Les questions sans réponses au sujet du tramway abordent entre autres le bruit et les vibrations engendrées, les compensations pour les commerçants, la gestion de la neige et des camions de vidanges ainsi que le nombre de places de stationnement qui seront perdues.

Des séances d’information pour le tramway qui manquaient de réponses

Jean-François Gosselin juge que les trois séances d’informations auprès des citoyens pour le projet du tramway est un exercice «complètement raté». Il n’est pas le seul : de nombreux citoyens dénoncent le manque de réponses à leurs questions et se disent plus inquiets qu’avant.

Le chef de l’opposition officielle Québec 21 a exprimé sa déception après la dernière séance d’information sur le tram, mercredi, en conférence de presse. 

«Je questionne le jugement de l’administration Labeaume.
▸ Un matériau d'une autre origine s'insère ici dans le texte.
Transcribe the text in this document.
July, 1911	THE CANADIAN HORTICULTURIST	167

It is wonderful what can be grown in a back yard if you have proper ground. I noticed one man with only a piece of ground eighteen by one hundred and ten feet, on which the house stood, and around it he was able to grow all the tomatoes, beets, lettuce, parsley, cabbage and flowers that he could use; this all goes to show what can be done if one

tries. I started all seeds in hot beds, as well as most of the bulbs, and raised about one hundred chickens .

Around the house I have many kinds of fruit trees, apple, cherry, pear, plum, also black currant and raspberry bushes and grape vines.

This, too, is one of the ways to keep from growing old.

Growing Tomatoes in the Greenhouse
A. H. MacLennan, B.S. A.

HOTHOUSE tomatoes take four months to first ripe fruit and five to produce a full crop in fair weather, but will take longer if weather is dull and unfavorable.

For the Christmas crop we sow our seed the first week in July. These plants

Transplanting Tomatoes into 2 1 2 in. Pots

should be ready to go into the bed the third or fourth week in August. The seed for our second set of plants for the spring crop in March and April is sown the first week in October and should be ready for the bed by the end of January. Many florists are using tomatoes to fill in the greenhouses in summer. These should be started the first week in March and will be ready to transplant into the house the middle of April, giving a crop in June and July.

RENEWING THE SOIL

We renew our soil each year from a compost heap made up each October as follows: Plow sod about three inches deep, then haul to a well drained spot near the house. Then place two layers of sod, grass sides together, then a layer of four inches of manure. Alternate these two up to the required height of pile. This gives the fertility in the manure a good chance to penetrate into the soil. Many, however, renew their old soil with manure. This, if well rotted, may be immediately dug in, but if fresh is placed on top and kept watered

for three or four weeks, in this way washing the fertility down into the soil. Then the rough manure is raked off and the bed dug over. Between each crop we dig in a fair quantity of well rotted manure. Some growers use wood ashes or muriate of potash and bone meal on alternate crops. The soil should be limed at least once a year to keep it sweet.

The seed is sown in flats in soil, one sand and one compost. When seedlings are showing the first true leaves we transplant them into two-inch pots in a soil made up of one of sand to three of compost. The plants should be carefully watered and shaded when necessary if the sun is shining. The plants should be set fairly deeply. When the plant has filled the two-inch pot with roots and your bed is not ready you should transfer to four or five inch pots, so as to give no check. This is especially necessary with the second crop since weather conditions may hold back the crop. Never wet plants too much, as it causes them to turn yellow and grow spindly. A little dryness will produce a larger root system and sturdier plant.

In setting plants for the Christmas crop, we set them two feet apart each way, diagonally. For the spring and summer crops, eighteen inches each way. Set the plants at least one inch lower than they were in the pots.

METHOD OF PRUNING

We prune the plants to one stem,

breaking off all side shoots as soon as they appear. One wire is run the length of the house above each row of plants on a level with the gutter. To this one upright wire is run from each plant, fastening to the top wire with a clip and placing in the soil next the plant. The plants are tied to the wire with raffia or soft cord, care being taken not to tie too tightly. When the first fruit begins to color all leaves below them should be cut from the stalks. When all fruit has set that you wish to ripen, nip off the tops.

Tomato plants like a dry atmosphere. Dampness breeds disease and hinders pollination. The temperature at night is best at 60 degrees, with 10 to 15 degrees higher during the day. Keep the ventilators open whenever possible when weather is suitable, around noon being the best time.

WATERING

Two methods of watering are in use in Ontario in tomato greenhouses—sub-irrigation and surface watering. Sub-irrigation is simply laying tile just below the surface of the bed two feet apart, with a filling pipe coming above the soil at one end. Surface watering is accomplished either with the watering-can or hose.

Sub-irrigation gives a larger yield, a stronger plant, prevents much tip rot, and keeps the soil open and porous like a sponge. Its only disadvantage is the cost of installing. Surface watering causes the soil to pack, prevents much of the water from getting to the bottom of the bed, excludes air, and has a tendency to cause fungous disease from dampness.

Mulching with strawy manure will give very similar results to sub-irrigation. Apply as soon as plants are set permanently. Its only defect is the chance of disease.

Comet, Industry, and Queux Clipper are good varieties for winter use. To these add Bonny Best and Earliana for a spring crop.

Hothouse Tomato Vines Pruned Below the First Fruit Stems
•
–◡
Ça fait l’effet inverse, normalement des séances d’information servent à informer les citoyens, servent aussi à rassurer la population.»

M. Gosselin réitère son désaccord avec la vitesse à laquelle avance le projet du tramway, il croit que Québec «n’est pas prête» à accueillir un tel projet et le manque de précision dans les réponses données par la Ville lors des séances le prouve. 

«On essaie de nous faire croire que ça fait 10 ans qu’on travaille sur ce projet-là. Les citoyens de la Ville de Québec veulent améliorer le transport en commun. On est en train de leur enfoncer dans la gorge un projet sur lequel ils n’ont pas été consultés, surtout un projet sur lequel ils n’ont pas voté. Le projet sur la table actuellement ne bonifiera pas le transport en commun à Québec, ça c’est clair. On remplace les métrobus finalement.»

Il suggère à l’administration Labeaume de retourner à la rencontre des citoyens, dans tous les arrondissements de la Ville, lorsqu’elle pourra démontrer que le projet est un gain pour le transport à Québec et qu’elle pourra répondre à toutes les questions de la population.

Questions sans réponses

Pierre Masson, un citoyen mobilisé qui représente le Collectif pour le meilleur choix de transport en commun à Québec, assure qu’il n’est pas contre Réseau structurant, mais il doute que ce soit la meilleure idée étant donné le manque de réponse pour certains problèmes soulevés.

«On trouve qu’on n’a pas les réponses à ce qu’on demande. On se mobilise parce qu’il y a beaucoup de points en suspens. On est plus inquiets qu’avant, on a l’impression que le projet est canné, qu’ils ont déjà décidé et qu’il n’y aura pas de changements. On n’a pas l’impression qu’il y a une ouverture», a-t-il exprimé aux médias mercredi avant-midi, après avoir assisté aux trois séances d’information.  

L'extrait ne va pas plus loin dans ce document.